“WILDLIFE” My rating: B+
114 minutes | MPAA rating: PG-13
In “Wildlife,” the mesmerizing directorial debut of actor Paul Dano, people — adults, anyway — are perplexing creatures.
A father loses his job at a country club and instead of launching a job search abandons his family for immensely dangerous and low-paying work fighting forest fires. The bitter mother flips almost overnight from June Cleaver domesticity to provocative sexuality.
These near-radical personality changes are hard to fathom — until you realize that Dano’s film (co-written with actress Zoe Kazan from Richard Ford’s novel) centers on the perceptions of the couple’s 14-year-old son. Seen through the kid’s bewildered and traumatized eyes, even the slightest change in familial surroundings registers like an earthquake.
Set in the early 1950s, the film begins with Jerry Brinson (Jake Gyllenhaal) losing his job as the golf pro in a small Montana town. His wife Jeanette (Carey Mulligan), who never wanted to move there in the first place, does her best to beef up Jerry’s battered ego and even rejoins the workforce, teaching adult swim classes at the local Y.
All this is tremendously worrying for their 14-year-old son, Joe (a spectacularly good Ed Oxenbould). It’s hard seeing your once-upbeat dad sinking into depression and ennui. And while Mom seems to be enjoying her new economic independence, even that has a downside. She’s not at home all that much.
But Joe’s a good kid and, to help prop up the family’s failing fortunes, signs on as an assistant at the local photographic portrait studio.
Jerry’s decision to join a firefighting crew battling the stubborn blaze — which has burned for weeks in a nearby mountain range, threatening the town not only with flames but lung-congesting smoke — comes as a shock to Jeanette and Joe. People are getting burned up fighting the conflagration.
“What kind of man leaves his wife and child in such a lonely place?” Jeanette seethes. The poetic theatricality of that line of dialogue (would your average wife phrase it in just that way?) suggests it has been refliltered through Joe’s tormented imagination and memory.
Now on her own, Jeannette becomes something of a sexual predator. She sets her sights for Mr. Miller (the great Bill Camp), a rich widower in her swim class. She begins flirting openly, inviting this stranger to her home and, in one skin-crawlingly uncomfortable sequence, taking Joe along for a dinner at Miller’s house where she more or less puts on a neurotic slut show.

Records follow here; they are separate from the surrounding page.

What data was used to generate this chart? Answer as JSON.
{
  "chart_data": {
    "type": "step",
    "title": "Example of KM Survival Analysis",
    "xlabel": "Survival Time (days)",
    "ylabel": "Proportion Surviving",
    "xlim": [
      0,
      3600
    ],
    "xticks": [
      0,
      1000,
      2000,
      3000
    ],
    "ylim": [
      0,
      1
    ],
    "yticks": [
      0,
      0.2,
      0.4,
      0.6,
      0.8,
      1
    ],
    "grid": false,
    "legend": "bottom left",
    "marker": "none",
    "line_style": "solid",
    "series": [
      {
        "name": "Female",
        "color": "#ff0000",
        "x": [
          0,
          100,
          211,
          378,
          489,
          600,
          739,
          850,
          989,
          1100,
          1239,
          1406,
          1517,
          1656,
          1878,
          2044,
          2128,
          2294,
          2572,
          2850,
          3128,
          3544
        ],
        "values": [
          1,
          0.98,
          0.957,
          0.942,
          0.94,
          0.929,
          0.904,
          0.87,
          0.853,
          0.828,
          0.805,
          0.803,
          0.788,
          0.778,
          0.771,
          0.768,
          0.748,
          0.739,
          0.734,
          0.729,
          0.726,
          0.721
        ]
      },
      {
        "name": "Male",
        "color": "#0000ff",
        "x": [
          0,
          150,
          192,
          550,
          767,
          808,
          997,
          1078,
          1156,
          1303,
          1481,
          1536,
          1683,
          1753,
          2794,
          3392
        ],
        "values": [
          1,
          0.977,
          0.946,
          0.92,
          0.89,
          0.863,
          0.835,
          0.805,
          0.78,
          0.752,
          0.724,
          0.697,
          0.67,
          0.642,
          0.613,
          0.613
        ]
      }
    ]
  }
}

Miller vacillates between giving Joe seemingly sincere life lessons and ogling Jeanette like an oil wildcatter at a titty bar.
It doesn’t help that Mom is lying to her kid, telling Joe she’s landed a job at Miller’s auto dealership when actually she’s just his sometimes mistress.
Given the crazed extremes of the adults’ behavior, the film relies on poor Joe for an emotional anchor, and young Oxenbould delivers and then some.
Great performances usually rely on big juicy scenes and scintillating dialogue. But Oxenbould fashions a compelling, heart-tugging character without ever going big. You can read the confusion and hurt on his face without him saying a word. It’s some of the best acting we’ll see this year.
It’s difficult to explain just what Dano does here. Mostly he sets a tone of loss and longing that remains consistent throughout the sometimes hair-raising digressions young Joe witnesses. The result is a coming-of-age movie, yes, but it’s as much about his parents growing up as it is about the kid at the center of it all.